Cleanup stirs little interest
Public meetings are held several times a year, and one is scheduled for Monday. But people who attend the meetings say few residents of the communities nearest to this remote Army base ever show up. It's apathy that Larsen and others say is rooted in where Dugway is located and the minimal health risk to anyone beyond the base gates.
Over the past 15 years, Larsen said, Dugway has identified about 200 sites that justified an investigation into determining what kinds of waste were there and what to do with those sites.
In recent months, environmental contractors at Dugway have covered about a dozen landfills where removal of waste, which includes old chemical and conventional munitions, was deemed unsafe to workers. The covering of the sites satisfies the requirements of the Resource Conservation Recovery Act, enacted by Congress in 1976, Larsen said.

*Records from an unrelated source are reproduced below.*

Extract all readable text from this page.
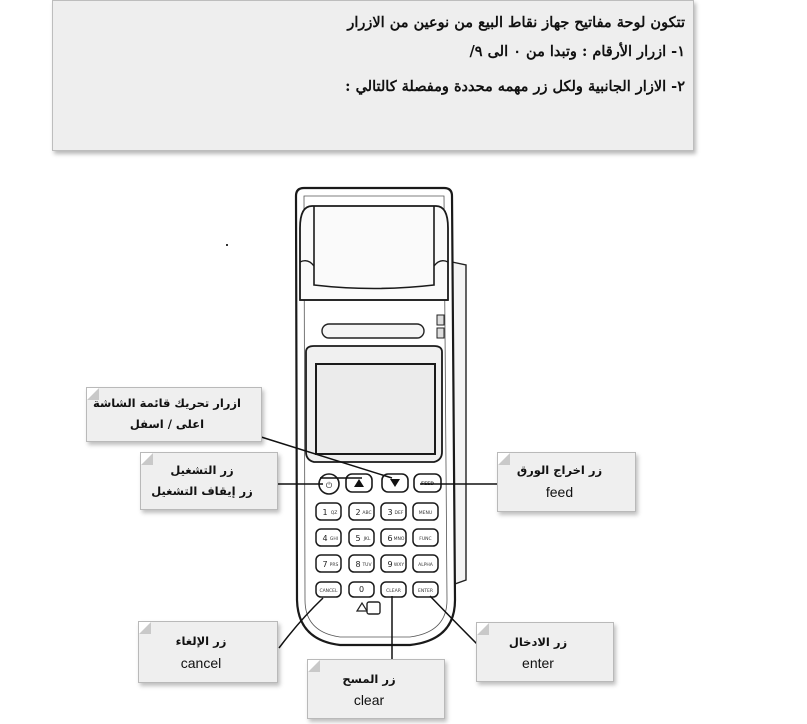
تتكون لوحة مفاتيح جهاز نقاط البيع من نوعين من الازرار
١- ازرار الأرقام : وتبدا من ٠ الى ٩/
٢- الازار الجانبية ولكل زر مهمه محددة ومفصلة كالتالي :
⏻	FEED
1 QZ 2 ABC 3 DEF	MENU
4 GHI 5 JKL 6 MNO	FUNC
7 PRS 8 TUV 9 WXY	ALPHA
CANCEL	0	CLEAR	ENTER
ازرار تحريك قائمة الشاشة
اعلى / اسفل
زر التشغيل
زر إيقاف التشغيل
زر اخراج الورق
feed
زر الإلغاء
cancel
زر المسح
clear
زر الادخال
enter
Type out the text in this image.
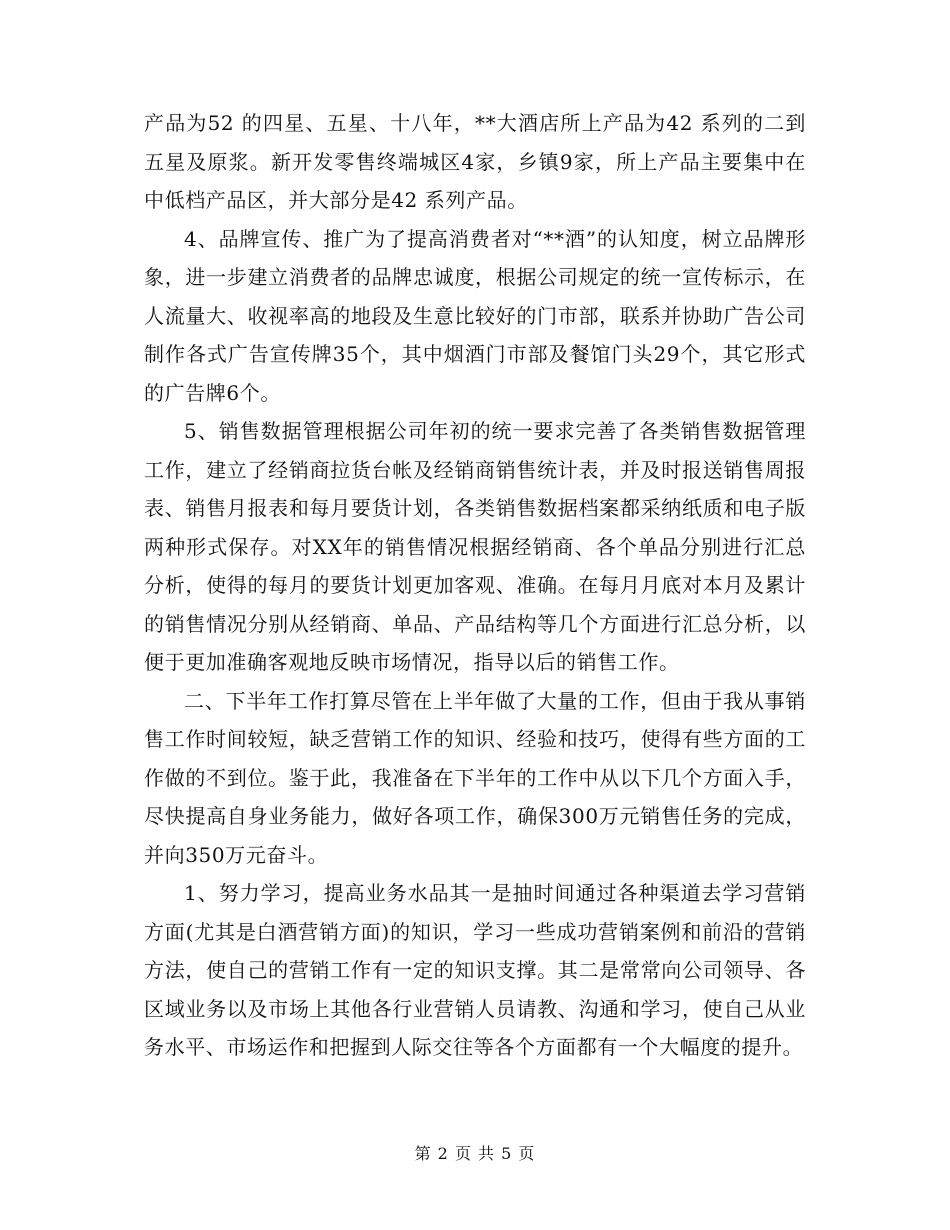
产品为52 的四星、五星、十八年，**大酒店所上产品为42 系列的二到五星及原浆。新开发零售终端城区4家，乡镇9家，所上产品主要集中在中低档产品区，并大部分是42 系列产品。

4、品牌宣传、推广为了提高消费者对“**酒”的认知度，树立品牌形象，进一步建立消费者的品牌忠诚度，根据公司规定的统一宣传标示，在人流量大、收视率高的地段及生意比较好的门市部，联系并协助广告公司制作各式广告宣传牌35个，其中烟酒门市部及餐馆门头29个，其它形式的广告牌6个。

5、销售数据管理根据公司年初的统一要求完善了各类销售数据管理工作，建立了经销商拉货台帐及经销商销售统计表，并及时报送销售周报表、销售月报表和每月要货计划，各类销售数据档案都采纳纸质和电子版两种形式保存。对XX年的销售情况根据经销商、各个单品分别进行汇总分析，使得的每月的要货计划更加客观、准确。在每月月底对本月及累计的销售情况分别从经销商、单品、产品结构等几个方面进行汇总分析，以便于更加准确客观地反映市场情况，指导以后的销售工作。

二、下半年工作打算尽管在上半年做了大量的工作，但由于我从事销售工作时间较短，缺乏营销工作的知识、经验和技巧，使得有些方面的工作做的不到位。鉴于此，我准备在下半年的工作中从以下几个方面入手，尽快提高自身业务能力，做好各项工作，确保300万元销售任务的完成，并向350万元奋斗。

1、努力学习，提高业务水品其一是抽时间通过各种渠道去学习营销方面(尤其是白酒营销方面)的知识，学习一些成功营销案例和前沿的营销方法，使自己的营销工作有一定的知识支撑。其二是常常向公司领导、各区域业务以及市场上其他各行业营销人员请教、沟通和学习，使自己从业务水平、市场运作和把握到人际交往等各个方面都有一个大幅度的提升。

第 2 页 共 5 页
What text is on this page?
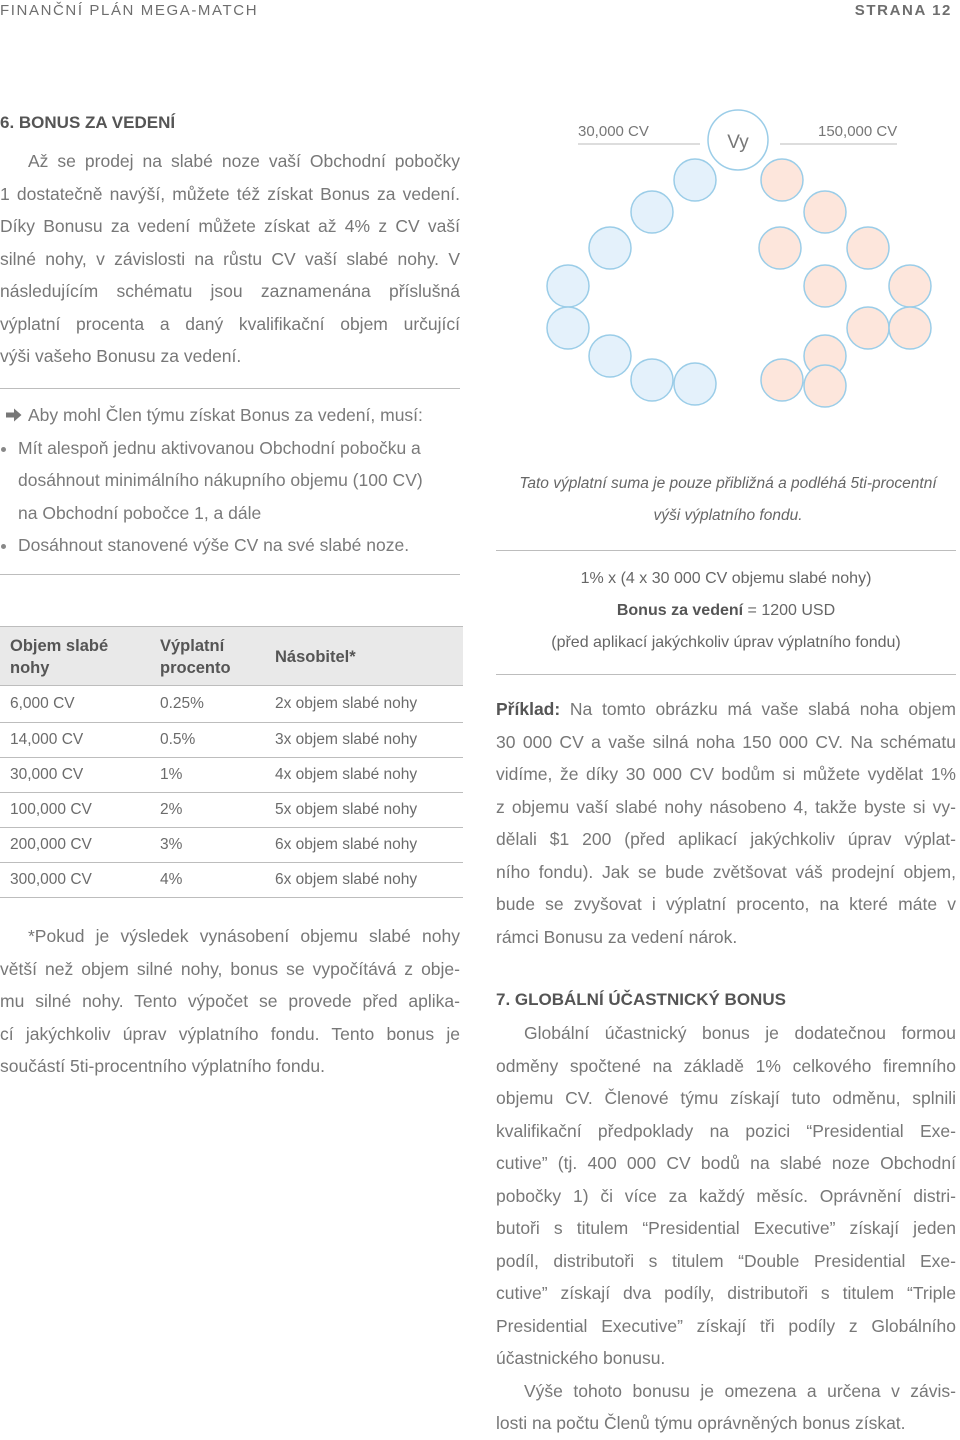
FINANČNÍ PLÁN MEGA-MATCH	STRANA 12
6. BONUS ZA VEDENÍ
Až se prodej na slabé noze vaší Obchodní pobočky
1 dostatečně navýší, můžete též získat Bonus za vedení.
Díky Bonusu za vedení můžete získat až 4% z CV vaší
silné nohy, v závislosti na růstu CV vaší slabé nohy. V
následujícím schématu jsou zaznamenána příslušná
výplatní procenta a daný kvalifikační objem určující
výši vašeho Bonusu za vedení.
Aby mohl Člen týmu získat Bonus za vedení, musí:
Mít alespoň jednu aktivovanou Obchodní pobočku a
dosáhnout minimálního nákupního objemu (100 CV)
na Obchodní pobočce 1, a dále
Dosáhnout stanovené výše CV na své slabé noze.
Objem slabé nohy	Výplatní procento	Násobitel*
6,000 CV	0.25%	2x objem slabé nohy
14,000 CV	0.5%	3x objem slabé nohy
30,000 CV	1%	4x objem slabé nohy
100,000 CV	2%	5x objem slabé nohy
200,000 CV	3%	6x objem slabé nohy
300,000 CV	4%	6x objem slabé nohy
*Pokud je výsledek vynásobení objemu slabé nohy
větší než objem silné nohy, bonus se vypočítává z obje-
mu silné nohy. Tento výpočet se provede před aplika-
cí jakýchkoliv úprav výplatního fondu. Tento bonus je
součástí 5ti-procentního výplatního fondu.
30,000 CV	150,000 CV
Vy
Tato výplatní suma je pouze přibližná a podléhá 5ti-procentní
výši výplatního fondu.
1% x (4 x 30 000 CV objemu slabé nohy)
Bonus za vedení = 1200 USD
(před aplikací jakýchkoliv úprav výplatního fondu)
Příklad: Na tomto obrázku má vaše slabá noha objem
30 000 CV a vaše silná noha 150 000 CV. Na schématu
vidíme, že díky 30 000 CV bodům si můžete vydělat 1%
z objemu vaší slabé nohy násobeno 4, takže byste si vy-
dělali $1 200 (před aplikací jakýchkoliv úprav výplat-
ního fondu). Jak se bude zvětšovat váš prodejní objem,
bude se zvyšovat i výplatní procento, na které máte v
rámci Bonusu za vedení nárok.
7. GLOBÁLNÍ ÚČASTNICKÝ BONUS
Globální účastnický bonus je dodatečnou formou
odměny spočtené na základě 1% celkového firemního
objemu CV. Členové týmu získají tuto odměnu, splnili
kvalifikační předpoklady na pozici “Presidential Exe-
cutive” (tj. 400 000 CV bodů na slabé noze Obchodní
pobočky 1) či více za každý měsíc. Oprávnění distri-
butoři s titulem “Presidential Executive” získají jeden
podíl, distributoři s titulem “Double Presidential Exe-
cutive” získají dva podíly, distributoři s titulem “Triple
Presidential Executive” získají tři podíly z Globálního
účastnického bonusu.
Výše tohoto bonusu je omezena a určena v závis-
losti na počtu Členů týmu oprávněných bonus získat.
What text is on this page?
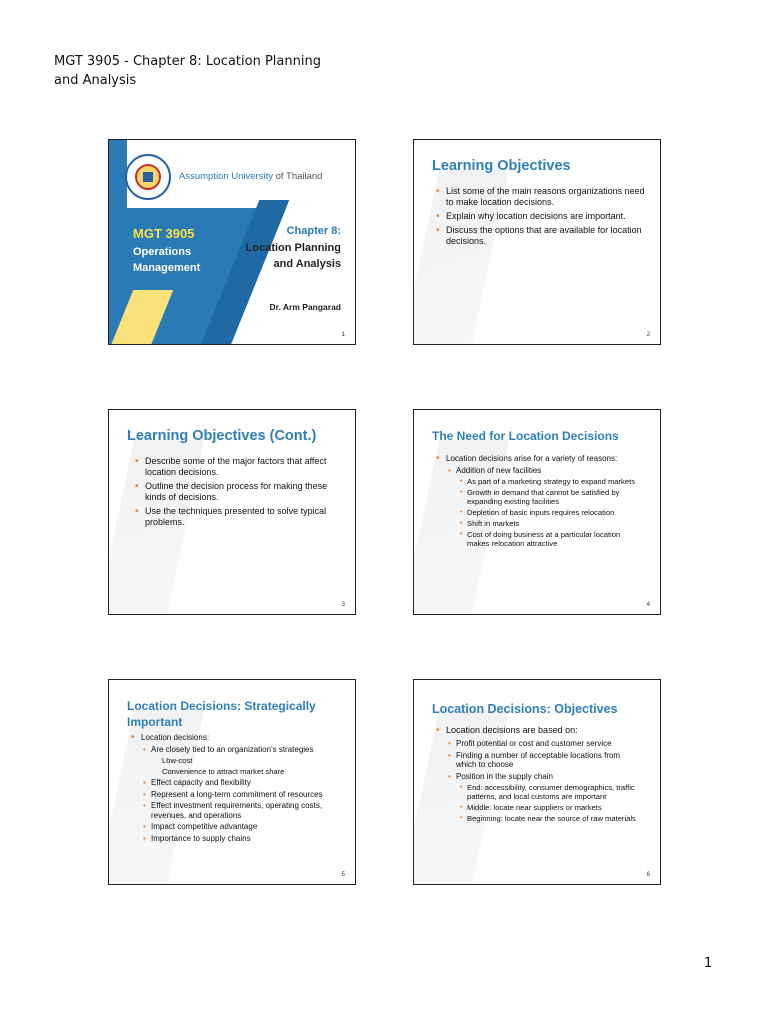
MGT 3905 - Chapter 8: Location Planning and Analysis
Assumption University of Thailand
MGT 3905
Operations Management
Chapter 8:
Location Planning and Analysis
Dr. Arm Pangarad
1
Learning Objectives
• List some of the main reasons organizations need to make location decisions.
• Explain why location decisions are important.
• Discuss the options that are available for location decisions.
2
Learning Objectives (Cont.)
• Describe some of the major factors that affect location decisions.
• Outline the decision process for making these kinds of decisions.
• Use the techniques presented to solve typical problems.
3
The Need for Location Decisions
• Location decisions arise for a variety of reasons:
• Addition of new facilities
• As part of a marketing strategy to expand markets
• Growth in demand that cannot be satisfied by expanding existing facilities
• Depletion of basic inputs requires relocation
• Shift in markets
• Cost of doing business at a particular location makes relocation attractive
4
Location Decisions: Strategically Important
• Location decisions:
• Are closely tied to an organization's strategies
• Low-cost
• Convenience to attract market share
• Effect capacity and flexibility
• Represent a long-term commitment of resources
• Effect investment requirements, operating costs, revenues, and operations
• Impact competitive advantage
• Importance to supply chains
5
Location Decisions: Objectives
• Location decisions are based on:
• Profit potential or cost and customer service
• Finding a number of acceptable locations from which to choose
• Position in the supply chain
• End: accessibility, consumer demographics, traffic patterns, and local customs are important
• Middle: locate near suppliers or markets
• Beginning: locate near the source of raw materials
6
1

Some of those sites also are fenced in, with signs that warn people to stay out.
"It's a long-term solution," Larsen said about burying the waste, which includes using a special liner.
Dugway's Restoration Advisory Board (RAB) will hold a public meeting Monday, from 3 p.m. to 5 p.m., at Dugway to hear from contractors whose companies the Army uses to clean or cover up scores of the contaminated sites, some of which have been landfills for decades.
The contractors "are doing just a good job," said Marianne Rutishauser Andrus, the board's community co-chairwoman. "We more often say, 'Why are we here?' We do ask questions, occasionally."
But Dugway critics such as Stephen Erickson, head of the Utah-based Citizens Education Project, are concerned about Dugway's efforts to expand its mission in the areas of chemical- and biological-defense testing. Erickson also points to what he believes are continuing contamination problems, caused long ago by the military, that are just outside of Dugway's boundaries.